Check If a Word Occurs As a Prefix of Any Word in a Sentence

What is this problem about?

The "Check If a Word Occurs As a Prefix of Any Word in a Sentence interview question" involves searching for a specific string pattern within a larger text. You are given a sentence (a string of words separated by single spaces) and a searchWord. You need to find the 1-indexed position of the first word in the sentence that starts with searchWord. If no such word exists, return -1.

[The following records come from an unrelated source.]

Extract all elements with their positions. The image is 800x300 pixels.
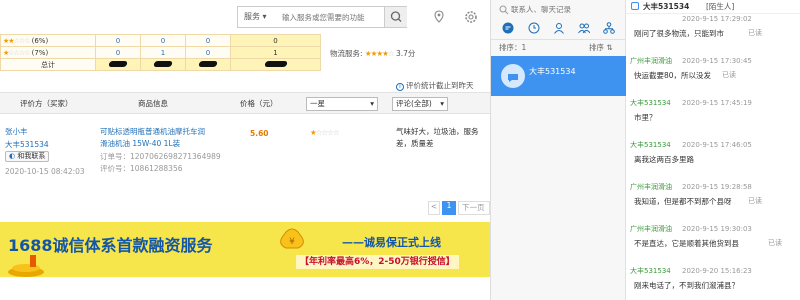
search-icon xyxy=(499,5,509,15)
sort-button[interactable]: 排序 ⇅ xyxy=(589,42,613,53)
contact-item-selected[interactable]: 大丰531534 xyxy=(491,56,626,96)
column-reviewer: 评价方（买家） xyxy=(20,99,73,108)
review-date: 2020-10-15 08:42:03 xyxy=(5,167,85,176)
info-icon: i xyxy=(396,83,404,91)
stats-row: ★★☆☆☆ (6%) 0 0 0 0 xyxy=(0,34,321,47)
column-product: 商品信息 xyxy=(138,99,168,108)
gear-icon[interactable] xyxy=(463,9,479,25)
screen: 服务 ▾ ★★☆☆☆ (6%) 0 0 0 0 ★☆☆☆☆ (7%) 0 1 0… xyxy=(0,0,800,300)
chevron-down-icon: ▾ xyxy=(370,99,374,108)
contact-name: 大丰531534 xyxy=(529,67,576,76)
banner-subtitle: ——诚易保正式上线 xyxy=(342,236,441,249)
search-box: 服务 ▾ xyxy=(237,6,407,28)
price-value: 5.60 xyxy=(250,129,269,138)
redaction-mark xyxy=(198,60,218,67)
prev-page-button[interactable]: < xyxy=(428,201,440,215)
conversation-panel: 大丰531534 [陌生人] 2020-9-15 17:29:02 刚问了很多物… xyxy=(626,0,800,300)
review-stars: ★☆☆☆☆ xyxy=(310,128,340,137)
star-rating: ★☆☆☆☆ xyxy=(3,48,30,57)
conversation-title: 大丰531534 xyxy=(643,2,690,11)
stats-total-row: 总计 xyxy=(0,58,321,71)
promo-banner[interactable]: ¥ 1688诚信体系首款融资服务 ——诚易保正式上线 【年利率最高6%，2-50… xyxy=(0,222,490,277)
redaction-mark xyxy=(108,60,128,67)
logistics-rating: 物流服务: ★★★★☆ 3.7分 xyxy=(330,49,416,58)
avatar xyxy=(501,64,525,88)
chat-bubble-icon[interactable] xyxy=(502,22,514,34)
rating-filter-dropdown[interactable]: 一星 ▾ xyxy=(306,97,378,111)
search-scope-select[interactable]: 服务 ▾ xyxy=(238,7,280,27)
review-number: 评价号：10861288356 xyxy=(100,164,183,173)
page-1-button[interactable]: 1 xyxy=(442,201,456,215)
chat-search-box xyxy=(497,2,620,18)
order-number: 订单号：1207062698271364989 xyxy=(100,152,221,161)
search-icon xyxy=(390,11,402,22)
contact-icon[interactable] xyxy=(553,22,565,34)
stats-hint: i 评价统计截止到昨天 xyxy=(396,80,474,91)
money-bag-icon: ¥ xyxy=(280,228,304,249)
chat-tab-bar xyxy=(491,18,626,40)
chat-search-input[interactable] xyxy=(511,3,616,16)
search-button[interactable] xyxy=(384,7,407,27)
product-title-link-2[interactable]: 滑油机油 15W-40 1L装 xyxy=(100,138,180,149)
top-bar: 服务 ▾ xyxy=(0,0,490,32)
contact-button[interactable]: ◐ 和我联系 xyxy=(5,151,50,162)
stats-row: ★☆☆☆☆ (7%) 0 1 0 1 xyxy=(0,46,321,59)
logistics-stars: ★★★★☆ xyxy=(364,49,395,58)
chat-icon: ◐ xyxy=(9,152,16,160)
review-row: 张小丰 大丰531534 ◐ 和我联系 2020-10-15 08:42:03 … xyxy=(0,114,490,184)
redaction-mark xyxy=(263,60,288,67)
chat-window: 排序：1 排序 ⇅ 大丰531534 大丰531534 [陌生人] 2020-9… xyxy=(490,0,800,300)
review-filter-dropdown[interactable]: 评论(全部) ▾ xyxy=(392,97,448,111)
rating-stats-table: ★★☆☆☆ (6%) 0 0 0 0 ★☆☆☆☆ (7%) 0 1 0 1 总计 xyxy=(0,34,321,71)
org-chart-icon[interactable] xyxy=(603,22,615,34)
svg-text:¥: ¥ xyxy=(289,237,295,247)
banner-rate: 【年利率最高6%，2-50万银行授信】 xyxy=(296,255,459,269)
next-page-button[interactable]: 下一页 xyxy=(458,201,490,215)
redaction-mark xyxy=(153,60,173,67)
review-comment: 气味好大，垃圾油，服务 xyxy=(396,127,479,136)
column-price: 价格（元） xyxy=(240,99,278,108)
review-page: 服务 ▾ ★★☆☆☆ (6%) 0 0 0 0 ★☆☆☆☆ (7%) 0 1 0… xyxy=(0,0,490,300)
conversation-header: 大丰531534 [陌生人] xyxy=(626,0,800,14)
chevron-down-icon: ▾ xyxy=(440,99,444,108)
banner-headline: 1688诚信体系首款融资服务 xyxy=(8,236,213,255)
contact-panel: 排序：1 排序 ⇅ 大丰531534 xyxy=(491,0,626,300)
location-icon[interactable] xyxy=(431,9,447,25)
review-comment-2: 差，质量差 xyxy=(396,139,434,148)
product-title-link[interactable]: 可贴标透明瓶普通机油摩托车润 xyxy=(100,126,205,137)
window-icon xyxy=(631,2,639,10)
buyer-shop-link[interactable]: 大丰531534 xyxy=(5,139,49,150)
clock-icon[interactable] xyxy=(528,22,540,34)
search-input[interactable] xyxy=(282,7,384,27)
sort-count: 排序：1 xyxy=(499,43,527,52)
buyer-name[interactable]: 张小丰 xyxy=(5,126,28,137)
star-rating: ★★☆☆☆ xyxy=(3,36,30,45)
group-icon[interactable] xyxy=(578,22,590,34)
stranger-tag: [陌生人] xyxy=(706,2,735,11)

Why is this asked in interviews?

Companies like Microsoft and Bloomberg use the "Check If a Word Occurs As a Prefix coding problem" to assess basic string parsing and searching skills. It tests whether you can split a sentence into components, handle 1-based indexing, and use language-specific string methods (like startsWith or find) correctly. It’s a core "String interview pattern" task.

Algorithmic pattern used

This problem follows the String Tokenization and Prefix Matching pattern.

  1. Splitting: Split the sentence into an array of individual words based on the space character.
  2. Iteration: Iterate through the resulting array of words using a loop.
  3. Matching: For each word, check if its length is greater than or equal to the length of searchWord and if the beginning of the word matches searchWord.
  4. Indexing: Return the current index plus 1 (to satisfy the 1-indexed requirement) as soon as a match is found.

Example explanation

Sentence: "i love eating burger", searchWord: "burg"

  1. Words: ["i", "love", "eating", "burger"]
  2. index 0 ("i"): No.
  3. index 1 ("love"): No.
  4. index 2 ("eating"): No.
  5. index 3 ("burger"): Yes, "burger" starts with "burg". Result: 4.

Common mistakes candidates make

  • 0-indexing vs 1-indexing: Returning the 0-based array index instead of adding 1.
  • Subsequence vs Prefix: Accidentally checking if the searchWord is anywhere inside the word (like "er" in "burger") instead of specifically at the start.
  • Handling Spaces: Not correctly splitting the sentence if there are multiple spaces (though constraints usually say "single space").

Interview preparation tip

Familiarize yourself with the string manipulation library of your preferred language. Using built-in methods like split() and startsWith() makes your code cleaner and more readable during the interview.